71 From 1985 “Report to the Congress on the Stategic Defense Initiative” (Section III): “ The goal of the SDI is to conduct a program of rigorous research focused on advanced defensive technologies.” “The SDI seeks, therefore, to exploit emerging technologies that may provide options for a broader-based deterrence by turning to a greater reliance on defensive systems”
72 From 1985 “Report to the Congress on the Stategic Defense Initiative” (Section III): “ It should be stressed that the SDI is a research program that seeks to provide the technical knowledge required to support a decision on whether to develop and later deploy these systems. All research efforts will be fully compliant with U.S. treaty obligations.”
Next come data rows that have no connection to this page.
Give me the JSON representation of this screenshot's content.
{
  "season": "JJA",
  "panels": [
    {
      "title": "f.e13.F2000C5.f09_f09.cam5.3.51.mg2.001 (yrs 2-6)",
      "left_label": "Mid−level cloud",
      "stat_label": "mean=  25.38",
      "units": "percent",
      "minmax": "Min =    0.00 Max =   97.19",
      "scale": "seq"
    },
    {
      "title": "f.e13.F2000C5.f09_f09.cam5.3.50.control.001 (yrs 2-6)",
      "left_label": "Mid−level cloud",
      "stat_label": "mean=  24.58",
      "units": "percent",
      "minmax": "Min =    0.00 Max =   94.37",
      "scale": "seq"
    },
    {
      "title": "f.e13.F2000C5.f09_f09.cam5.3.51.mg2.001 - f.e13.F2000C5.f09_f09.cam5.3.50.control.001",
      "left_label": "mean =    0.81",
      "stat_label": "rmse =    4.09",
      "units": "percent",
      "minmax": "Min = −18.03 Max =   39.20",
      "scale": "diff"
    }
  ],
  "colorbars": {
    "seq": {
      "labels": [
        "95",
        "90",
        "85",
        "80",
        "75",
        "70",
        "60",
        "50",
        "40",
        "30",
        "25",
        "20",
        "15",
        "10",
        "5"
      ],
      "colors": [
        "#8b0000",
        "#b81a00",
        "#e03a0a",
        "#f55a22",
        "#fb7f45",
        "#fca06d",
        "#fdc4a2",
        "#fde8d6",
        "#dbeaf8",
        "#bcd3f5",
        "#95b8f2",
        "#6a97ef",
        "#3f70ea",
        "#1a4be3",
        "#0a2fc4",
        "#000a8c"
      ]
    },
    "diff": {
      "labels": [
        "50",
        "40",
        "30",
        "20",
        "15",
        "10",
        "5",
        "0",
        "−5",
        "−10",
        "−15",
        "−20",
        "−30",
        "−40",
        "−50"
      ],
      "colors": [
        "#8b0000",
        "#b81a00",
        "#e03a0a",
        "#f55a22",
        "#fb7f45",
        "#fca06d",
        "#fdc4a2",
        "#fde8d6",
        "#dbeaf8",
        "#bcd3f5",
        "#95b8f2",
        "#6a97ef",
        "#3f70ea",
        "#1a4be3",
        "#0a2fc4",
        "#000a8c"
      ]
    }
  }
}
73 Weapons –Incapable of causing damage at Earth’s surface –Range 1000 km. –Partial deployment ineffective in boost phase Sensors –Some located in high orbits –Can be passive –Useful in early deployments Battle Management System –Computers and communication
74 Coordination Lowest Level - stereo and “sensor fusion” Middle Levels - target discrimination, attack and coordination High Levels - assignment of priorities of target in midcourse in order to prevent particular areas from being overwhelmed in terminal defense, or to prevent any single area to accept too high a concentration for terminal defense Top Level - command and control decisions
75 Conclusions of the Panel: “ The feasibility of the battle management software and our ability to test, simulate, and modify the system are very sensitive to the choice of system architecture. In particular, the feasibility of the BMS software is much more sensitive to the system architecture than it is to the choice of software engineering technique”
76 Conclusions of the Panel: “Software technology is developing against what appears today to be relatively inflexible limits in the complexity of systems. The treadeoffs necessary to make the software tractable are in the system architecture”
77 Conclusions of the Panel: “We must prefer an unconventional system architecture whose programming is within the anticipated limits of software engineering over reliance on radical software development approaches and the risk that we could not develop reliable software at any cost…”
78 Conclusions of the Panel: “One promising class of system architecture for a strategic defense system are those that are less dependent on tight coordination… [because of]… the ability to infer the performance of full-scale deployment by evaluating the performance of small parts of the system.”